幕末に江戸幕府を揺り動かした事件が起こる。

大老井伊直弼が「桜田門外の変」で暗殺されるが、

この事件の首謀者高橋多一郎らが大坂にいた。

 

<安政の大獄と桜田門外の変>

安政の大獄から2年後安政7(1860)年

桜田門外の変が起こる。この事件は井伊直弼の

「安政の大獄」が契機となる(安政5年・1858)。

外国から開国を迫られるなか、国内では病弱の

家定に代わり、次の将軍の継承問題が起こり、

家茂を擁護する紀州派の直弼が大老となり、

慶喜(水戸藩)を支持する一橋派を弾圧する。

<高橋多一郎>

高橋多一郎(1814-1860)。
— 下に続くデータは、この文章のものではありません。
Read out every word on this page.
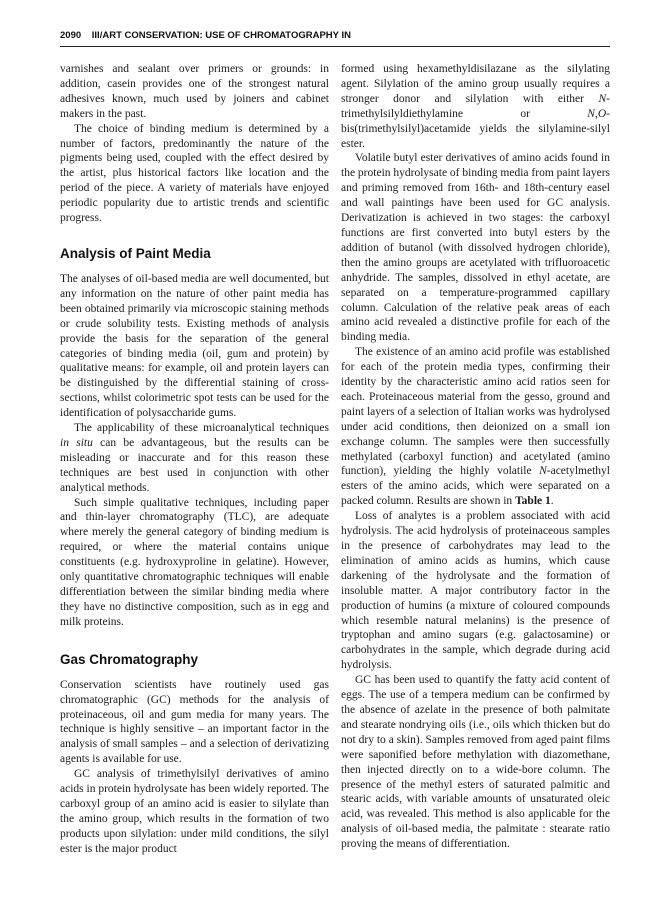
2090 III/ART CONSERVATION: USE OF CHROMATOGRAPHY IN

varnishes and sealant over primers or grounds: in addition, casein provides one of the strongest natural adhesives known, much used by joiners and cabinet makers in the past.

The choice of binding medium is determined by a number of factors, predominantly the nature of the pigments being used, coupled with the effect desired by the artist, plus historical factors like location and the period of the piece. A variety of materials have enjoyed periodic popularity due to artistic trends and scientific progress.

Analysis of Paint Media

The analyses of oil-based media are well documented, but any information on the nature of other paint media has been obtained primarily via microscopic staining methods or crude solubility tests. Existing methods of analysis provide the basis for the separation of the general categories of binding media (oil, gum and protein) by qualitative means: for example, oil and protein layers can be distinguished by the differential staining of cross-sections, whilst colorimetric spot tests can be used for the identification of polysaccharide gums.

The applicability of these microanalytical techniques in situ can be advantageous, but the results can be misleading or inaccurate and for this reason these techniques are best used in conjunction with other analytical methods.

Such simple qualitative techniques, including paper and thin-layer chromatography (TLC), are adequate where merely the general category of binding medium is required, or where the material contains unique constituents (e.g. hydroxyproline in gelatine). However, only quantitative chromatographic techniques will enable differentiation between the similar binding media where they have no distinctive composition, such as in egg and milk proteins.

Gas Chromatography

Conservation scientists have routinely used gas chromatographic (GC) methods for the analysis of proteinaceous, oil and gum media for many years. The technique is highly sensitive – an important factor in the analysis of small samples – and a selection of derivatizing agents is available for use.

GC analysis of trimethylsilyl derivatives of amino acids in protein hydrolysate has been widely reported. The carboxyl group of an amino acid is easier to silylate than the amino group, which results in the formation of two products upon silylation: under mild conditions, the silyl ester is the major product

formed using hexamethyldisilazane as the silylating agent. Silylation of the amino group usually requires a stronger donor and silylation with either N-trimethylsilyldiethylamine or N,O-bis(trimethylsilyl)acetamide yields the silylamine-silyl ester.

Volatile butyl ester derivatives of amino acids found in the protein hydrolysate of binding media from paint layers and priming removed from 16th- and 18th-century easel and wall paintings have been used for GC analysis. Derivatization is achieved in two stages: the carboxyl functions are first converted into butyl esters by the addition of butanol (with dissolved hydrogen chloride), then the amino groups are acetylated with trifluoroacetic anhydride. The samples, dissolved in ethyl acetate, are separated on a temperature-programmed capillary column. Calculation of the relative peak areas of each amino acid revealed a distinctive profile for each of the binding media.

The existence of an amino acid profile was established for each of the protein media types, confirming their identity by the characteristic amino acid ratios seen for each. Proteinaceous material from the gesso, ground and paint layers of a selection of Italian works was hydrolysed under acid conditions, then deionized on a small ion exchange column. The samples were then successfully methylated (carboxyl function) and acetylated (amino function), yielding the highly volatile N-acetylmethyl esters of the amino acids, which were separated on a packed column. Results are shown in Table 1.

Loss of analytes is a problem associated with acid hydrolysis. The acid hydrolysis of proteinaceous samples in the presence of carbohydrates may lead to the elimination of amino acids as humins, which cause darkening of the hydrolysate and the formation of insoluble matter. A major contributory factor in the production of humins (a mixture of coloured compounds which resemble natural melanins) is the presence of tryptophan and amino sugars (e.g. galactosamine) or carbohydrates in the sample, which degrade during acid hydrolysis.

GC has been used to quantify the fatty acid content of eggs. The use of a tempera medium can be confirmed by the absence of azelate in the presence of both palmitate and stearate nondrying oils (i.e., oils which thicken but do not dry to a skin). Samples removed from aged paint films were saponified before methylation with diazomethane, then injected directly on to a wide-bore column. The presence of the methyl esters of saturated palmitic and stearic acids, with variable amounts of unsaturated oleic acid, was revealed. This method is also applicable for the analysis of oil-based media, the palmitate : stearate ratio proving the means of differentiation.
多一郎は水戸藩士・

高橋諸往の長男として誕生(文化11年)。

藤田東湖に学び、水戸藩改革派屈指の秀才で、

藩主徳川斉昭(慶喜の父)に抜擢され、藩主の

側近・奥右筆になる。(天保12年・1841)のち

斉昭は、水戸藩門閥派により蟄居となるが許され、

復職した高橋も北郡奉行となり、農兵の組織や

郷校の建設に携わり奥右筆頭取として、水戸藩

改革派の中心人物となる。

(高橋多一郎と安政の大獄)

安政5(1858)年。大老と対立した一橋派旗頭の斉昭が

蟄居を命じられる。水戸藩の改革派は朝廷工作を行い、

同年8月孝明天皇は「調印は不満」の壬午の勅許を下し、

高橋は密勅の写しを江戸から水戸に届ける。また諸藩

との連携を画策し、関鉄之助らを土佐藩や長州藩などに派遣する。

(井伊大老暗殺計画)

安政6(1859)年。斉昭が永蟄居処分を受け、水戸藩に密勅

の返還が命じられるが、高橋は強硬に不返論を主張し、

藩より蟄居させられる。この頃より関鉄之助(遊撃隊長)ら

を組織し、薩摩藩士有村雄介らと共に井伊大老暗殺を計画する。

計画では、江戸での井伊の暗殺と同時に薩摩藩兵が

上京し、大坂から京都に入り朝廷を守護することになっていた。

(桜田門外の変)

安政7(1860)年3月3日。関鉄之助ら水戸藩脱藩浪士17人と

有村雄介(薩摩藩脱藩浪士)が、大雪の朝、井伊直弼行列

総勢60人が江戸彦根藩屋敷から江戸城に向かう途中

桜田門に来たとき、直弼が18人の遊撃隊に暗殺される。

<桜田門外の変と高橋多一郎>

高橋多一郎の計画では、江戸での大老暗殺に呼応し、

薩摩から3千の兵が上坂し、京にのぼり幕府を屈服

させるというものであった。桜田門外の変の3日後。

高橋は息子庄左衛門や従者らと一緒に大坂に着く。

ところが薩摩藩は、大久保利通のはたらきかけで、

慎重論にかわり、何の動きをもみせなかった。

(生国魂神社)

 

 

生国魂神社(大阪市天王寺区生玉町13-9)

 

3月22日。潜伏先の生国魂明神前の料亭「馬彦」に関係者

が集まり別れの盃を交わす。同月翌朝3月23日生国魂明神周辺。

捕吏らに囲まれる。鳥居前宿にいた島男也(笠間藩士)は

捕らえられ、川崎孫四郎(水戸藩士)は鳥居前で自刃する。

 

                   

右「正五位 笠間藩士島男也旧居」碑

左「正五位 川崎孫四郎自刃の所」碑

(四天王寺)

高橋親子は神社から南の下寺町、さらに四天王寺境内

に逃げる。高橋は四天王寺茶店から寺侍小川欣司兵衛宅

に移り切腹する。享年49歳。息子庄左衛門も父と共に

自害する。享年19歳。(万延元年3月23日)

高橋多一郎時世の歌。

鳥が鳴く あづま建夫の まごころは 鹿島の里の あなたぞ知れ

息子庄左衛門の歌

今さらに 何をか言わめ 言わずとも 尽くす心は 神や知るらむ

その後四天王寺の小川欣司は、高橋から後始末の費用

として受け取った金子で親子の墓を四天王寺に建てる。

高橋多一郎の墓は四天王寺境内墓地元三大師堂付近にある。

 

 

左端が篆額(てんがく)「闔門(こうもん)殉難」(中川宮の筆)

中央「御霊消滅」。右端が「高橋君原瘞(げんえい)之地碑」顕彰碑。